The questions linger. How did these people do it? How did they stay intact when others didn’t? Seven lives, whole and happy hours before, now disassembled. Much later, the survivors will do all they can to leave this behind, but at night, while everyone else sleeps, some will sob uncontrollably. They scare themselves – not so much because they are crying, but because they can’t stop.


What about you? Where were you in all this? The darkness hangs and you are grasping through the black when the emergency lights flicker on. You are initially thankful for the light, but then, when you look up, you are not. There’s no respectful way of saying what you see. There’s no way of describing it without taking something away from the people that loved them. But I’ll tell you one thing. You’ll never forget it. That’s how the mind works. You remember the things you want to forget and forget the things you want to remember.

So you have a very clear memory, it feels very real - like yesterday. It makes you shiver when you think of it. There’s a young lady bent around a pole, slim, she’s not the one making the blood-curdling noise, but you know to go to the quiet ones first. You’re resourceful like that, and sensitive, which qualifies you for the thing hurtling toward you at a speed faster than you can run. You cradle this woman’s head in your arms, long black hair past her shoulders, her body spasming involuntarily, and you look into her eyes and tell her it’s going to be OK. You don’t know that, but you say it anyway.

It would be so easy for you to leave her, but you don’t, the thought never cross your mind. With each passing second, the opposite is true – you’re too scared to leave. As the lonely arms and legs and heads come into focus, and the screams fade into a low moan, you can’t think of anywhere left to vanish but deep inside these people, these bodies.

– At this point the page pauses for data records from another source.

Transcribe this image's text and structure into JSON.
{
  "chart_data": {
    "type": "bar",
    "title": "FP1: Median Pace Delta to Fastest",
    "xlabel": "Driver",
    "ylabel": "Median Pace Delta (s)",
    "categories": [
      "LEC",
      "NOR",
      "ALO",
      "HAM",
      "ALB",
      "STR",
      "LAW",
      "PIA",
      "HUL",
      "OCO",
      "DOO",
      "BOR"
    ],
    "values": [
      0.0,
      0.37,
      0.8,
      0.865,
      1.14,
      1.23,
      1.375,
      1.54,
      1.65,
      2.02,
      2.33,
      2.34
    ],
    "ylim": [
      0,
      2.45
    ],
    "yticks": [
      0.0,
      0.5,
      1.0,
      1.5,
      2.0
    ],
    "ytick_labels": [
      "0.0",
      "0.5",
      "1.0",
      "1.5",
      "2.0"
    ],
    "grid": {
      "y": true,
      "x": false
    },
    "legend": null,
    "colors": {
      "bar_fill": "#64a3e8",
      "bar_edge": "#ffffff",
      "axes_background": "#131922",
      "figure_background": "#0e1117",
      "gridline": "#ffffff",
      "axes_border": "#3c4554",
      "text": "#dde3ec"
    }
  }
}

Later, someone will say they saw your face when they walked past, they saw you and knew straight away they didn’t have what you had. You were only there for a second or two, but it felt like an eternity. Ask them now and they’ll say the same thing: they have never, ever seen such a forlorn look, such a desperate look - you just staring out, not blinking, with this lady’s head in your hands.

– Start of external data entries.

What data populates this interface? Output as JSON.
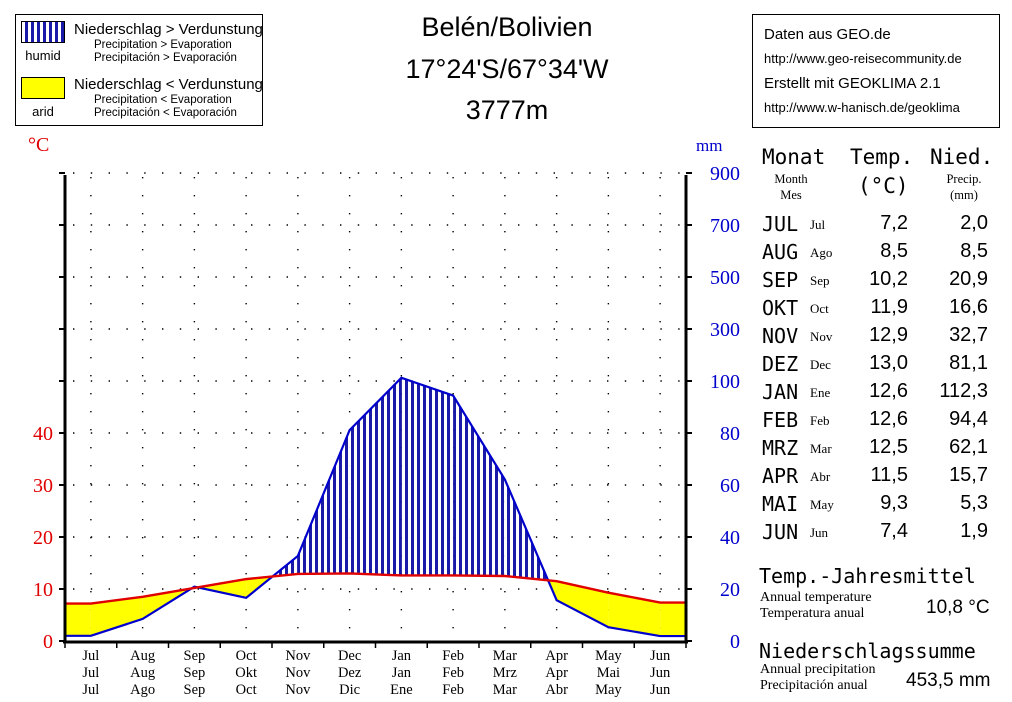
{
  "legend": {
    "humid_label": "humid",
    "humid_line1": "Niederschlag > Verdunstung",
    "humid_line2": "Precipitation  >  Evaporation",
    "humid_line3": "Precipitación  >  Evaporación",
    "arid_label": "arid",
    "arid_line1": "Niederschlag < Verdunstung",
    "arid_line2": "Precipitation  <  Evaporation",
    "arid_line3": "Precipitación  <  Evaporación"
  },
  "title": {
    "station": "Belén/Bolivien",
    "coordinates": "17°24'S/67°34'W",
    "elevation": "3777m"
  },
  "source": {
    "line1": "Daten aus GEO.de",
    "line2": "http://www.geo-reisecommunity.de",
    "line3": "Erstellt mit GEOKLIMA 2.1",
    "line4": "http://www.w-hanisch.de/geoklima"
  },
  "table": {
    "month_header": "Monat",
    "month_sub1": "Month",
    "month_sub2": "Mes",
    "temp_header": "Temp.",
    "temp_unit": "(°C)",
    "prec_header": "Nied.",
    "prec_sub1": "Precip.",
    "prec_sub2": "(mm)",
    "rows": [
      {
        "de": "JUL",
        "es": "Jul",
        "temp": "7,2",
        "prec": "2,0"
      },
      {
        "de": "AUG",
        "es": "Ago",
        "temp": "8,5",
        "prec": "8,5"
      },
      {
        "de": "SEP",
        "es": "Sep",
        "temp": "10,2",
        "prec": "20,9"
      },
      {
        "de": "OKT",
        "es": "Oct",
        "temp": "11,9",
        "prec": "16,6"
      },
      {
        "de": "NOV",
        "es": "Nov",
        "temp": "12,9",
        "prec": "32,7"
      },
      {
        "de": "DEZ",
        "es": "Dec",
        "temp": "13,0",
        "prec": "81,1"
      },
      {
        "de": "JAN",
        "es": "Ene",
        "temp": "12,6",
        "prec": "112,3"
      },
      {
        "de": "FEB",
        "es": "Feb",
        "temp": "12,6",
        "prec": "94,4"
      },
      {
        "de": "MRZ",
        "es": "Mar",
        "temp": "12,5",
        "prec": "62,1"
      },
      {
        "de": "APR",
        "es": "Abr",
        "temp": "11,5",
        "prec": "15,7"
      },
      {
        "de": "MAI",
        "es": "May",
        "temp": "9,3",
        "prec": "5,3"
      },
      {
        "de": "JUN",
        "es": "Jun",
        "temp": "7,4",
        "prec": "1,9"
      }
    ]
  },
  "annual": {
    "temp_header": "Temp.-Jahresmittel",
    "temp_sub1": "Annual temperature",
    "temp_sub2": "Temperatura  anual",
    "temp_value": "10,8 °C",
    "prec_header": "Niederschlagssumme",
    "prec_sub1": "Annual precipitation",
    "prec_sub2": "Precipitación  anual",
    "prec_value": "453,5 mm"
  },
  "colors": {
    "temperature": "#e00000",
    "precipitation": "#0000cc",
    "humid_fill": "#1a1aa8",
    "arid_fill": "#ffff00"
  },
  "chart_data": {
    "type": "line",
    "categories_en": [
      "Jul",
      "Aug",
      "Sep",
      "Oct",
      "Nov",
      "Dec",
      "Jan",
      "Feb",
      "Mar",
      "Apr",
      "May",
      "Jun"
    ],
    "categories_de": [
      "Jul",
      "Aug",
      "Sep",
      "Okt",
      "Nov",
      "Dez",
      "Jan",
      "Feb",
      "Mrz",
      "Apr",
      "Mai",
      "Jun"
    ],
    "categories_es": [
      "Jul",
      "Ago",
      "Sep",
      "Oct",
      "Nov",
      "Dic",
      "Ene",
      "Feb",
      "Mar",
      "Abr",
      "May",
      "Jun"
    ],
    "series": [
      {
        "name": "Temperature (°C)",
        "axis": "left",
        "values": [
          7.2,
          8.5,
          10.2,
          11.9,
          12.9,
          13.0,
          12.6,
          12.6,
          12.5,
          11.5,
          9.3,
          7.4
        ]
      },
      {
        "name": "Precipitation (mm)",
        "axis": "right",
        "values": [
          2.0,
          8.5,
          20.9,
          16.6,
          32.7,
          81.1,
          112.3,
          94.4,
          62.1,
          15.7,
          5.3,
          1.9
        ]
      }
    ],
    "left_axis": {
      "unit": "°C",
      "ticks": [
        0,
        10,
        20,
        30,
        40
      ],
      "labels": [
        "0",
        "10",
        "20",
        "30",
        "40"
      ]
    },
    "right_axis": {
      "unit": "mm",
      "ticks": [
        0,
        20,
        40,
        60,
        80,
        100,
        300,
        500,
        700,
        900
      ],
      "labels": [
        "0",
        "20",
        "40",
        "60",
        "80",
        "100",
        "300",
        "500",
        "700",
        "900"
      ],
      "note": "1 °C = 2 mm up to 100 mm; above 100 mm scale compressed (1 °C = 20 mm)"
    },
    "grid": true
  }
}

Streams of people file past and nobody joins you for a long time. Then, a man asks if you need help, and you take it in turns to comfort the woman – Carrie her name was, Carrie you learn after. Then, there are green uniforms around you, paramedics with needles and kit and just a little hope. You are all huddled around the same young lady now. She’s on the floor - yes, you are all crouched down, and they are working on her – the paramedics - and after a while they stop. One of them looks at you, the words written across his face, and you decide then, he doesn’t even have to say it – you tell him, I want to go home.

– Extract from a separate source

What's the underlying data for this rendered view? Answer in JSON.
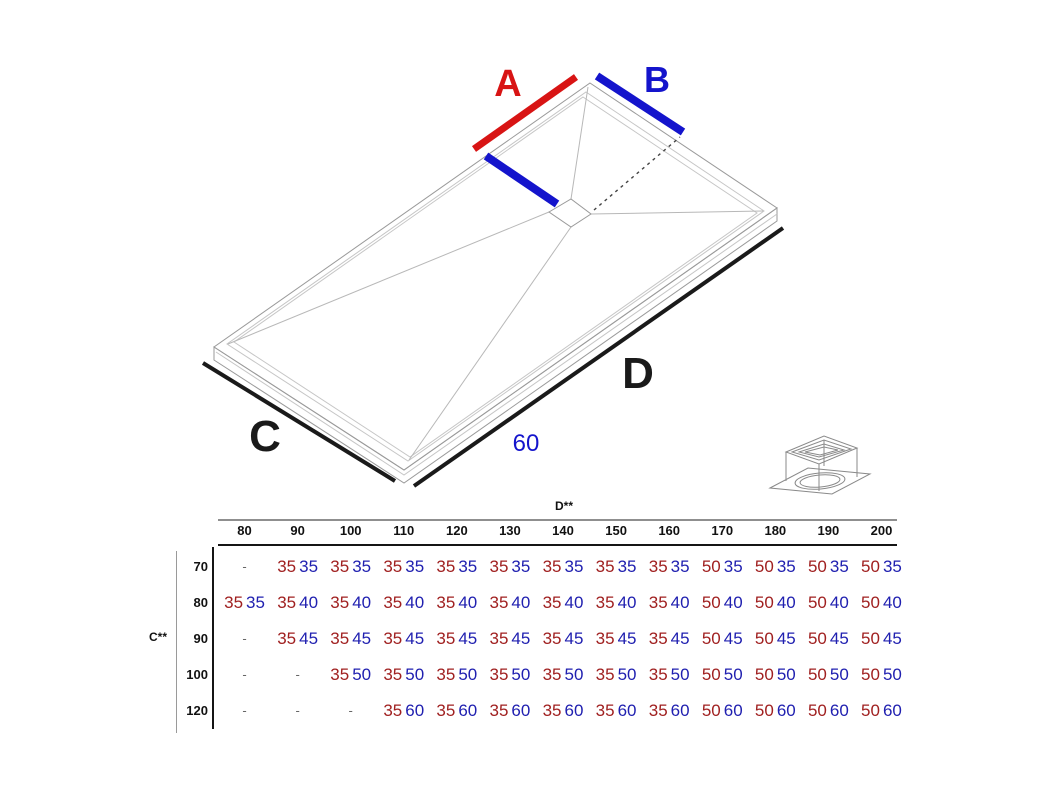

So you leave the people back there in the dark, the people and the shapes that are no longer people, and even now you think about them, you leaving them but them never leaving you, and if you had another chance, some kind of divine power, you say to yourself maybe you would have stayed there with them, turned yourself into all that blackened, twisted metal, instead of it silent, unspoken, turning into you.

So, Lee Baisden, this is for you.

Benedetta Ciaccia and Richard Ellery, this is for you.

Richard Gray, this is for you.

Anne Moffat and Fiona Stevenson, this is for you.

Carrie Taylor, I’m sorry, this is for you.